Dünyada karıncaların sayısı ya da tüm balinalardan daha ağır olup olmadıkları hakkında hiç düşündünüz mü? Şanslıyız ki, bu sorulara daha titiz bir analiz sayesinde yanıt bulabiliyoruz. Ancak bu çalışma, yalnızca internet üzerindeki tartışmaları çözmekle kalmıyor; aynı zamanda karıncaların ekosistemlerdeki rolünü anlamamıza da yardımcı olabilir.
Araştırmacılardan oluşan bir ekip, biyolog Edward O. Wilson‘dan alıntı yaparak, “böcekler uzun zamandır ‘dünyayı yöneten küçük şeyler’ olarak görülüyordu” ifadesini kullanıyor. Buna rağmen, bilim insanlarının genelde daha büyük ve daha ilgi çekici canlılara odaklanmaları sebebiyle, karıncaların dağılımı ve bolluğu hakkında bilgiler oldukça sınırlı kalmıştır.

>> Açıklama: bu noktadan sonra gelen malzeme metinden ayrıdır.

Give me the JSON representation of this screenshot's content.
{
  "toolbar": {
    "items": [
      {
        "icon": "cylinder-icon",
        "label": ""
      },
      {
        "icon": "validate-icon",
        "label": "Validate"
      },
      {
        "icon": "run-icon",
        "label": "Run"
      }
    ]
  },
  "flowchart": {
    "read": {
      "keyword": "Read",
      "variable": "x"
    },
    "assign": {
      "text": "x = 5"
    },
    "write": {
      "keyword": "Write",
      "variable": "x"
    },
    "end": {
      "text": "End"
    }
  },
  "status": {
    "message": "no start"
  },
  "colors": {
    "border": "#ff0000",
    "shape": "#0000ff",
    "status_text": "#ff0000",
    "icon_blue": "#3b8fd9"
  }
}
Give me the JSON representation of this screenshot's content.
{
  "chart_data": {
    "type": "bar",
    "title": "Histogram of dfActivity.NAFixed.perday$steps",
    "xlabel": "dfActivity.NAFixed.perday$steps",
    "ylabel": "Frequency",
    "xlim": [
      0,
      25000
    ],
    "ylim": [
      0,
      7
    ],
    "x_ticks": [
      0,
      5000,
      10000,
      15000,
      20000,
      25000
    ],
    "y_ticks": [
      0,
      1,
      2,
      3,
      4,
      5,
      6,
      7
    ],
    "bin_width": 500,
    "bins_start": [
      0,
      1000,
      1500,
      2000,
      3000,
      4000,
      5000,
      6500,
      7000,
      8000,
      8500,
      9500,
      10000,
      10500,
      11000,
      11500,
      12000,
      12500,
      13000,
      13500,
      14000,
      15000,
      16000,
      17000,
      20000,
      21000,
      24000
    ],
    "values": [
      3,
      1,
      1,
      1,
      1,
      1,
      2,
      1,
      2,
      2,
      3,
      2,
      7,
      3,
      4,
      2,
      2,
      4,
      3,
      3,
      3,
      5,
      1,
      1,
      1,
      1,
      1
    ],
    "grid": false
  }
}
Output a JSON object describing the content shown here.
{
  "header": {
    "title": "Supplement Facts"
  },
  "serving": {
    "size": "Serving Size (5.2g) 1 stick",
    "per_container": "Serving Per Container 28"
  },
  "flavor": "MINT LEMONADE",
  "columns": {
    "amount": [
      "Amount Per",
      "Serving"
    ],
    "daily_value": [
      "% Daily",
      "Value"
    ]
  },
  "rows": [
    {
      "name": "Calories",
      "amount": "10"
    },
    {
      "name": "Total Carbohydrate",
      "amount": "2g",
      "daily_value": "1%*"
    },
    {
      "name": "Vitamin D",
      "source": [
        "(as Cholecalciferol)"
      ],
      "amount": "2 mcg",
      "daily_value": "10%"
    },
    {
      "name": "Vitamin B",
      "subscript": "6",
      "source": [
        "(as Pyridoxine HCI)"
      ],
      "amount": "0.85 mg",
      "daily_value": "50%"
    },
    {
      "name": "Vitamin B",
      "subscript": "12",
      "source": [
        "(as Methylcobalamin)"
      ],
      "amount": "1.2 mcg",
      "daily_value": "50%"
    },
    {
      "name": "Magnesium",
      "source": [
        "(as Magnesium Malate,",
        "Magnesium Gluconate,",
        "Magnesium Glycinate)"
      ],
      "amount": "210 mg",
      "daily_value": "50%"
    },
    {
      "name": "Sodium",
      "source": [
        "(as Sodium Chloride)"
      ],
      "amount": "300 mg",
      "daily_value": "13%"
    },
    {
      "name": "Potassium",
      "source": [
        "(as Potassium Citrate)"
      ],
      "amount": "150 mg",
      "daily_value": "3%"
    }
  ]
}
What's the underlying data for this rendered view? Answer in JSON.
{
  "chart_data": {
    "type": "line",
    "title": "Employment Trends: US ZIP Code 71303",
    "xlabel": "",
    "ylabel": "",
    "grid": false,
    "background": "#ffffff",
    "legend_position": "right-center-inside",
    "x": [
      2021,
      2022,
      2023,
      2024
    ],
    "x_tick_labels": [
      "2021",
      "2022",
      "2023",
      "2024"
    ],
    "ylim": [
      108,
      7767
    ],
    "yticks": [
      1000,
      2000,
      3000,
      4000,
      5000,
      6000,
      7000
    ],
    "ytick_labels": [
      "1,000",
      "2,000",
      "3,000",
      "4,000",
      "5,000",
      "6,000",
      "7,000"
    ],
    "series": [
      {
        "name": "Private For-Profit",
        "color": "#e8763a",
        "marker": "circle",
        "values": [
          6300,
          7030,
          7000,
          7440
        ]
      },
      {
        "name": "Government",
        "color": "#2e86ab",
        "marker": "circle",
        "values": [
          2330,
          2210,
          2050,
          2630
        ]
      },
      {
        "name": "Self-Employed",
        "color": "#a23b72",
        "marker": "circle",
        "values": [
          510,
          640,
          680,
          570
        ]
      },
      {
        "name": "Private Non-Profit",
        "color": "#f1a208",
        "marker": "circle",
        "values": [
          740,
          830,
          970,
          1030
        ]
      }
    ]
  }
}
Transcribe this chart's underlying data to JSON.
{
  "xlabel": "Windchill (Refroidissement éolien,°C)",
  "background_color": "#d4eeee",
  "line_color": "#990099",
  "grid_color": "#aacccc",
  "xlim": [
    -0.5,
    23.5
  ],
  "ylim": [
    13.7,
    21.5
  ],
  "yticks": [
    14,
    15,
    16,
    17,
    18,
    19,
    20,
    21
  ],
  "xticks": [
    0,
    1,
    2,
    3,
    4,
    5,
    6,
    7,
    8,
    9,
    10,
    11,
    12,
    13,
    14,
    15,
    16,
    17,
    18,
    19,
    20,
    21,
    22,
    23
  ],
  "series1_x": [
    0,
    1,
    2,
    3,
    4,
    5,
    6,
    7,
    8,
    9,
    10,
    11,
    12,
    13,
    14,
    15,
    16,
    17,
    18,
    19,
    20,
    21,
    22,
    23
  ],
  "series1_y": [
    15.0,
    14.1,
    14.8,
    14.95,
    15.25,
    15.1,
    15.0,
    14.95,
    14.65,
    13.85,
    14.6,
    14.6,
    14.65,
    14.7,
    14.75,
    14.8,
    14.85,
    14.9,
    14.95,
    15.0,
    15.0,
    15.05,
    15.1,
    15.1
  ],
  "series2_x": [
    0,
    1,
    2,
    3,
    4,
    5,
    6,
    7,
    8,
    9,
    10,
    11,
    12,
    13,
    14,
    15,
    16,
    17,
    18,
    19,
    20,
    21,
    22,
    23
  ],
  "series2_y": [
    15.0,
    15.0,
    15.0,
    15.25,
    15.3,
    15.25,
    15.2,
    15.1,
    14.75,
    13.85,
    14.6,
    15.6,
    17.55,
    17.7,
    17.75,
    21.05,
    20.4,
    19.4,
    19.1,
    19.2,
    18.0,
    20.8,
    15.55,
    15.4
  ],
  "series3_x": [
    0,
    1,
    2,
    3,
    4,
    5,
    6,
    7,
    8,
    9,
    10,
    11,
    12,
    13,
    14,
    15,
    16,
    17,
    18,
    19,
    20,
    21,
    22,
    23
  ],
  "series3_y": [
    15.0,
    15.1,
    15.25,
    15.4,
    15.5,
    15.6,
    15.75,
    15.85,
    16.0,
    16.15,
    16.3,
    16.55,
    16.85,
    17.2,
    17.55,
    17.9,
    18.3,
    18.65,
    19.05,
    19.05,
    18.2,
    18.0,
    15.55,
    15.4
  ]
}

Yazarlar, hemen hemen her büyük kara tabanlı ekosistemde bulunan karada yaşayan ve ağaçta yaşayan karıncalar hakkında tahminler yapmak için çeşitli ortamlarda karınca bolluğu çalışmalarını bir araya getirmişlerdir. Elde edilen sonuç, 20 katrilyon (20 x 1015) rakamıdır; bu, E. O. Wilson’ın 1994’te yayımlanan ilk bilimsel tahmininin iki katıdır. Ancak bu tahmin, yuvalarını terk etmeyen koloni üyeleri ve boreal ormanlar gibi verilerin az olduğu alanları kapsamıyor.
Bazı veriler, entomolog olmayanları dahi şaşırtabilir. Öncelikle, ağaçta yaşayan karıncaların sayısı, yerde yaşayan kuzenlerine oranla yaklaşık altı kat daha fazladır. Karıncaları genellikle yer altı yuvalarında yaşayan canlılar olarak düşündüğümüz için, yağmur ormanlarında yeterince zaman geçirmemiş olabileceğimizi söyleyebiliriz.
Karınca ağırlıklarının çeşitliliğini hesaba katan yazarlar, bu katrilyonlarca küçük bedendeki kuru karbonun yaklaşık 12 megaton olduğunu belirtiyor. Eğer kimin daha ağır olduğu sorusunda cetaceanların (deniz memelileri) değil, Formicidae’nin (karıncalar) tarafında yer aldıysanız, bu bilgi sizi memnun edebilir. Zira, balinalar dahil olmak üzere gezegendeki tüm vahşi memeliler ve kuşların toplam ağırlığı yaklaşık 10 MT‘ye ulaşmaktadır.
Ancak, dünya üzerindeki tüm yaşamın toplam karbona oranlandığında, karıncalar oldukça küçük bir paya sahiptir. Önceki bir çalışmada, canlıların toplamında 550 gigaton karbon olduğu hesaplanmıştı; bu da neredeyse 50.000 kat daha fazladır. Bu miktarın büyük bir kısmını bitki yaşamı oluşturmaktadır. Karıncalar, yaşadıkları ağaçlardan çok daha hafif olmaktadır ve mantarlar ile bakteriler de toplam karbona büyük katkılarda bulunmaktadır.
Bahsi geçen 15.700 karınca türü, hayvanlar arasında bile göze çarpmamakta. Toplamda, insanlar olarak şu anda bedenlerimizde karıncaların sahip olduğundan yaklaşık beş kat daha fazla karbona sahibiz. Ayrıca, bizi beslemek ve giydirmek için yetiştirilen tavuklar, inekler ve koyunlar da karbon oranının çok daha fazlasını oluşturmaktadır.
Yazarlar, bu çalışmanın biyolojik çeşitliliğin ekosistemler arasında ve zaman içinde nasıl değiştiğini incelemek için yararlı olacağını umuyor. Belirttikleri üzere, “Karıncaların yılda hektar başına 13 tona kadar toprağı kazdığı ve yerel besin mevcudiyetini önemli ölçüde artırdığı tahmin ediliyor.” Yazarlar, eklembacaklılar arasında karasal türlerin yalnızca yüzde 1,2’sinin karıncalar tarafından oluşturulduğunu, ancak biyokütlenin en az yüzde 6’sını temsil ettiğini vurguluyor.